Parenthèse culturelle
La photo que vous voyez est une paréidolie. Une paréidolie est un phénomène psychologique, impliquant un stimulus (visuel ou auditif) vague et indéterminé, plus ou moins perçu comme reconnaissable (source Wikipedia). Si vous observez des nuages, vous identifierez rapidement des visages, des animaux, etc. Nous recherchons des visages partout — c’est inné — et la moindre prise de courant nous fait penser à un personnage, triste ou rigolo. Pour les sons, nous reconnaissons parfois des mots de notre langue maternelle au milieu d’une phrase prononcée dans une langue étrangère à laquelle nous ne comprenons rien. Pour exemple, la blague de Jean-Marie Bigard : « Faut qu’j’y aille » vs. « F**k GI ».
Pour bien fixer les idées, je préciserai deux points : 1) Un smiley n’est pas une paréidolie parce que la ressemblance est intentionnelle, sinon n’importe quel dessin serait une paréidolie. 2) La paréidolie ne se limite pas aux visages — cette confusion est fréquente chez les photographes — car tout sujet peut se prêter à une paréidolie. C’est justement le cas de ma photo.
Acte I
Vendredi 15 juin 2018, en fin d’après-midi, Axe majeur de Cergy. Je me trouve sur l’Esplanade de Paris, une vase étendue plate au bout de laquelle se dressent les Douze Colonnes. À la main, mon boîtier plein format encore neuf, équipé du seul objectif full-frame en ma possession, un Canon 70-200 mm f/4.0. Je suis en chasse, photographique bien sûr. Je me suis maintes fois déjà promené en ce lieu. C’est près de chez moi et l’endroit recèle de nombreux spots. Ma préoccupation du moment : le défi 43 CRD155 Photos retournées à 180° d’Anne-Laure Jacquart.

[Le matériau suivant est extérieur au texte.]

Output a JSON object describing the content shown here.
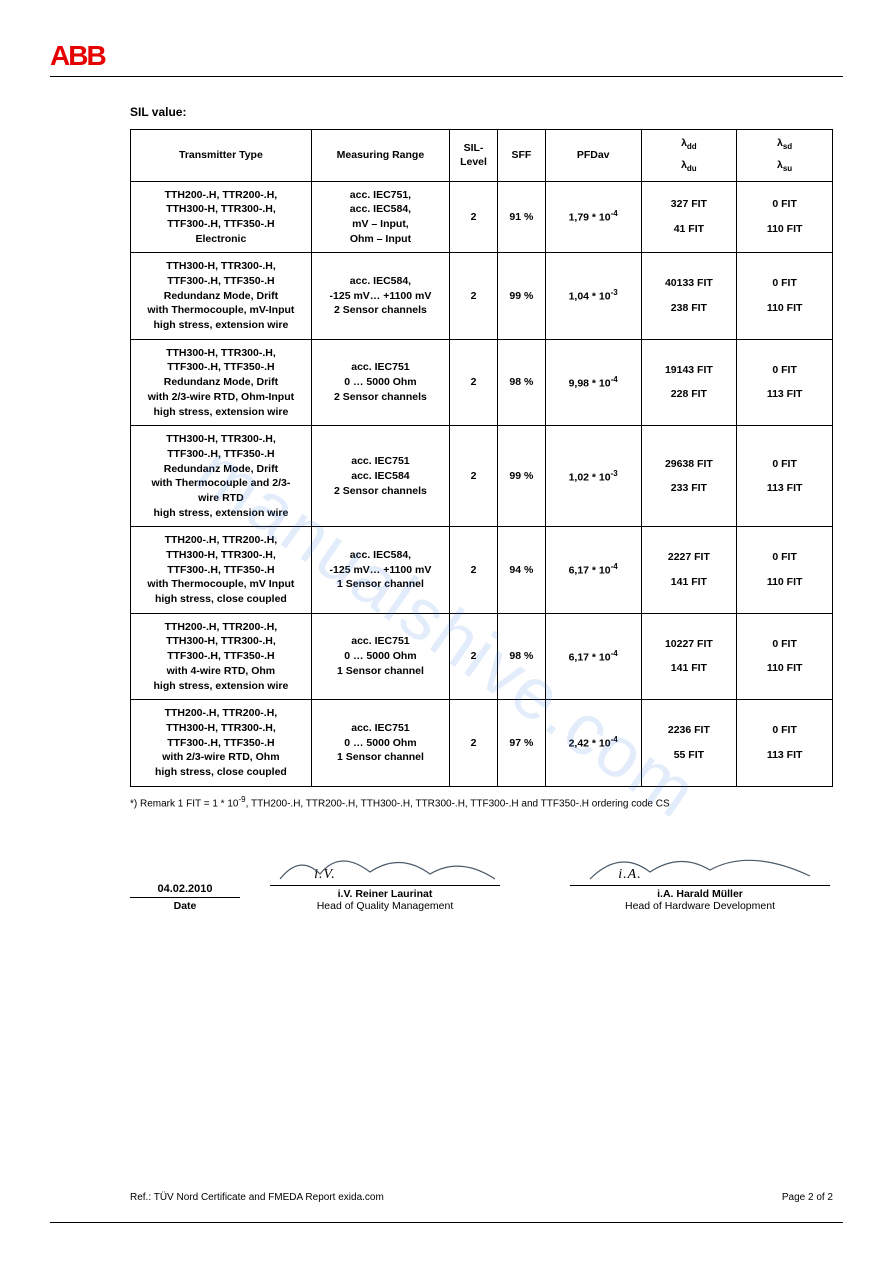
{
  "logo_text": "ABB",
  "section_title": "SIL value:",
  "watermark_text": "manualshive.com",
  "table": {
    "headers": {
      "transmitter": "Transmitter Type",
      "range": "Measuring Range",
      "sil": "SIL-\nLevel",
      "sff": "SFF",
      "pfdav": "PFDav",
      "lambda_dd": "λ",
      "lambda_dd_sub": "dd",
      "lambda_du": "λ",
      "lambda_du_sub": "du",
      "lambda_sd": "λ",
      "lambda_sd_sub": "sd",
      "lambda_su": "λ",
      "lambda_su_sub": "su"
    },
    "rows": [
      {
        "transmitter": "TTH200-.H, TTR200-.H,\nTTH300-H, TTR300-.H,\nTTF300-.H, TTF350-.H\nElectronic",
        "range": "acc. IEC751,\nacc. IEC584,\nmV – Input,\nOhm – Input",
        "sil": "2",
        "sff": "91 %",
        "pfdav_base": "1,79 * 10",
        "pfdav_exp": "-4",
        "dd": "327 FIT",
        "du": "41 FIT",
        "sd": "0 FIT",
        "su": "110 FIT"
      },
      {
        "transmitter": "TTH300-H, TTR300-.H,\nTTF300-.H, TTF350-.H\nRedundanz Mode, Drift\nwith Thermocouple, mV-Input\nhigh stress, extension wire",
        "range": "acc. IEC584,\n-125 mV… +1100 mV\n2 Sensor channels",
        "sil": "2",
        "sff": "99 %",
        "pfdav_base": "1,04 * 10",
        "pfdav_exp": "-3",
        "dd": "40133 FIT",
        "du": "238 FIT",
        "sd": "0 FIT",
        "su": "110 FIT"
      },
      {
        "transmitter": "TTH300-H, TTR300-.H,\nTTF300-.H, TTF350-.H\nRedundanz Mode, Drift\nwith 2/3-wire RTD, Ohm-Input\nhigh stress, extension wire",
        "range": "acc. IEC751\n0 … 5000 Ohm\n2 Sensor channels",
        "sil": "2",
        "sff": "98 %",
        "pfdav_base": "9,98 * 10",
        "pfdav_exp": "-4",
        "dd": "19143 FIT",
        "du": "228 FIT",
        "sd": "0 FIT",
        "su": "113 FIT"
      },
      {
        "transmitter": "TTH300-H, TTR300-.H,\nTTF300-.H, TTF350-.H\nRedundanz Mode, Drift\nwith Thermocouple and 2/3-\nwire RTD\nhigh stress, extension wire",
        "range": "acc. IEC751\nacc. IEC584\n2 Sensor channels",
        "sil": "2",
        "sff": "99 %",
        "pfdav_base": "1,02 * 10",
        "pfdav_exp": "-3",
        "dd": "29638 FIT",
        "du": "233 FIT",
        "sd": "0 FIT",
        "su": "113 FIT"
      },
      {
        "transmitter": "TTH200-.H, TTR200-.H,\nTTH300-H, TTR300-.H,\nTTF300-.H, TTF350-.H\nwith Thermocouple, mV Input\nhigh stress, close coupled",
        "range": "acc. IEC584,\n-125 mV… +1100 mV\n1 Sensor channel",
        "sil": "2",
        "sff": "94 %",
        "pfdav_base": "6,17 * 10",
        "pfdav_exp": "-4",
        "dd": "2227 FIT",
        "du": "141 FIT",
        "sd": "0 FIT",
        "su": "110 FIT"
      },
      {
        "transmitter": "TTH200-.H, TTR200-.H,\nTTH300-H, TTR300-.H,\nTTF300-.H, TTF350-.H\nwith 4-wire RTD, Ohm\nhigh stress, extension wire",
        "range": "acc. IEC751\n0 … 5000 Ohm\n1 Sensor channel",
        "sil": "2",
        "sff": "98 %",
        "pfdav_base": "6,17 * 10",
        "pfdav_exp": "-4",
        "dd": "10227 FIT",
        "du": "141 FIT",
        "sd": "0 FIT",
        "su": "110 FIT"
      },
      {
        "transmitter": "TTH200-.H, TTR200-.H,\nTTH300-H, TTR300-.H,\nTTF300-.H, TTF350-.H\nwith 2/3-wire RTD, Ohm\nhigh stress, close coupled",
        "range": "acc. IEC751\n0 … 5000 Ohm\n1 Sensor channel",
        "sil": "2",
        "sff": "97 %",
        "pfdav_base": "2,42 * 10",
        "pfdav_exp": "-4",
        "dd": "2236 FIT",
        "du": "55 FIT",
        "sd": "0 FIT",
        "su": "113 FIT"
      }
    ]
  },
  "remark_pre": "*) Remark  1 FIT = 1 * 10",
  "remark_exp": "-9",
  "remark_post": ", TTH200-.H, TTR200-.H, TTH300-.H, TTR300-.H, TTF300-.H and TTF350-.H ordering code CS",
  "signature": {
    "date_value": "04.02.2010",
    "date_label": "Date",
    "sig1_scrawl": "i.V.",
    "sig1_name": "i.V. Reiner Laurinat",
    "sig1_role": "Head of Quality Management",
    "sig2_scrawl": "i.A.",
    "sig2_name": "i.A. Harald Müller",
    "sig2_role": "Head of Hardware Development"
  },
  "footer": {
    "ref": "Ref.: TÜV Nord Certificate and FMEDA Report exida.com",
    "page": "Page 2 of 2"
  },
  "colors": {
    "logo": "#e60000",
    "text": "#000000",
    "watermark": "rgba(70,130,220,0.15)"
  }
}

Le grand classique de la photo retournée, le reflet d’une scène dans une flaque d’eau, ne me tente guère à cet instant précis. De toutes façons, il n’y a aucune flaque en vue sur l’esplanade. Et puis, je trouve l’idée d’une photo réellement retournée plus intrigante. Retourner le reflet dans une flaque d’eau, c’est remettre le sujet à l’endroit. C’est assurément une facilité offerte au spectateur pour décoder l’image mais c’est — à mon avis — aussi une facilité pour le photographe. Certes le résultat est intéressant parce que les ondulations à la surface de l’eau, les bords de la flaque et ce que l’on perçoit autour d’elle fournissent un rendu différent d’une vue directe, sans artifices. Si dans ce cas l’image est retournée, si l’on est bien conforme au défi, pour autant ce n’est pas cette inversion qui procure à la photo sa force, son originalité. En revanche, voir quelque chose en se demandant ce que cela pourrait donner une fois retourné, avec l’espoir que l’image soit plus intéressante que l’image directe, cela m’excite les neurones.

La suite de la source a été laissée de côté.